There is no other place in the world that the film industry of a city is ranked equivalent to a national level. In film history, we have British films, French films and Indian films. Hong Kong films are never equal to Chinese films. Hong Kong film is Hong Kong film per se.
Described by a Filipino young adult, he encountered “Hong Kong” for the first time in his life via “Kung Fu movie”. A mysterious but exciting encounter at a wooden hut which was run by Chinese emigrants bridged this young man with a place he even did not know the exact location. Twenty years later, this young boy pursued his further study in Hong Kong, bringing his childhood memory to reality.
“When I was around 7 years old, my mother would give us 5 pesos to watch kung fu in what was a house where the living room was transformed into a makeshift theater in the afternoon. This was between the late 80s and early 90s. To me, it was the only incentive for walking to our store and my grandfather’s corn mill from where our house was. It always happened in the afternoon, around the same time we gave our yayas (nannies) a headache for not taking a tap.
Perhaps that was my first encounter with Hong Kong films — although at that time I really did not care where the kung fu movies came from. The swordplay, the flying long hair-men dressed in silk robes, and the fight scenes that almost always started with conversations over bowls of noodles and wine-drinking were simply “Chinese” to me. Everything that sounded Chinese to me as a kid was simply China, never Hong Kong nor Taiwan. In fact, our fascination with Chinese kung fu films went to as far as us mouthing gibberish that at least sounded (but was never at all) Chinese every time we mimicked kung fu fight scenes.” (https://smarkbites.wordpress.com/2017/05/08/kung-fu-in-a-living-room-by-night-movie-house-by-day/)
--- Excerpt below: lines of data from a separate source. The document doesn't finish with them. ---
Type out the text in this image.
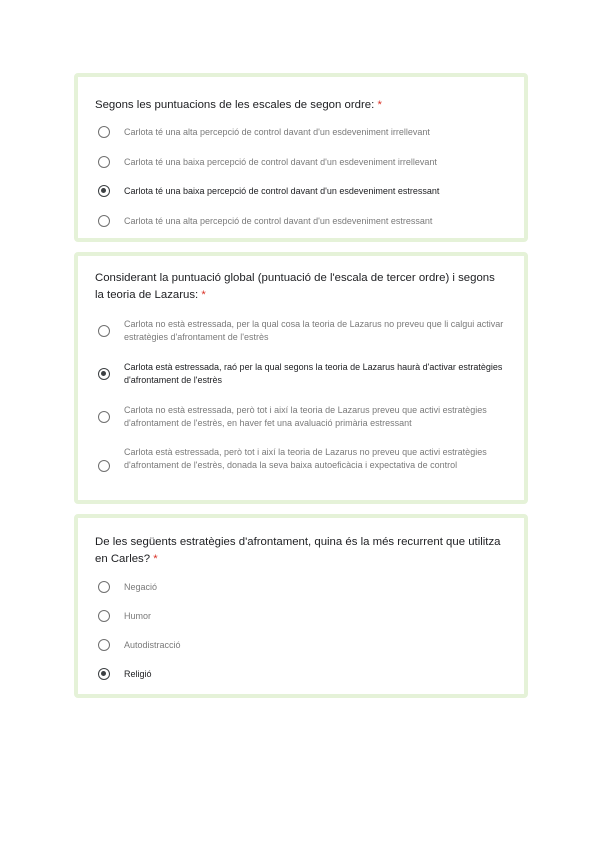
Segons les puntuacions de les escales de segon ordre: *
Carlota té una alta percepció de control davant d'un esdeveniment irrellevant
Carlota té una baixa percepció de control davant d'un esdeveniment irrellevant
Carlota té una baixa percepció de control davant d'un esdeveniment estressant
Carlota té una alta percepció de control davant d'un esdeveniment estressant
Considerant la puntuació global (puntuació de l'escala de tercer ordre) i segons la teoria de Lazarus: *
Carlota no està estressada, per la qual cosa la teoria de Lazarus no preveu que li calgui activar estratègies d'afrontament de l'estrès
Carlota està estressada, raó per la qual segons la teoria de Lazarus haurà d'activar estratègies d'afrontament de l'estrès
Carlota no està estressada, però tot i així la teoria de Lazarus preveu que activi estratègies d'afrontament de l'estrès, en haver fet una avaluació primària estressant
Carlota està estressada, però tot i així la teoria de Lazarus no preveu que activi estratègies d'afrontament de l'estrès, donada la seva baixa autoeficàcia i expectativa de control
De les següents estratègies d'afrontament, quina és la més recurrent que utilitza en Carles? *
Negació
Humor
Autodistracció
Religió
[1] Yu Mo-wan, 1997, History of Hong Kong Film (Vol 3) – 1940s 香港電影史話 (第三卷) – 四十年代, p.25.
[2] Chung, Po-yin, 2003, “The Industrial Evolution of a Fraternal Enterprise: The Shaw Brothers and the Shaw Organisation 兄弟企業的工業轉變- 邵氏兄弟和邵氏機構”, in Wong, Ain-ling (Ed.). The Shaw Screen: A Preliminary Study 邵氏電影初探 (pp.1-13). Hong Kong: Hong Kong Film Archive; Chung, Po-yin, 2011, “Connect Shanghai, Hong Kong and Singapore: The story of Shaw Brothers (1920s-1950s) 連接上海、香港和新加坡:邵氏兄弟的故事”. In Yeh, Y. Y. (Ed.). Rethinking Chinese Film Industry: New Methods, New Histories華語電影工業:新歷史與新方法. Beijing: Beijing University Press.
[3] Yung Sai-shing, 2008, “Territorialization and the entertainment industry of the Shaw Brothers in Southeast Asia”, in Fu Poshek (Ed.). China Forever: The Shaw Brothers and Diasporic Cinema (pp.133-153). Urbana and Chicago: University of Illinois Press.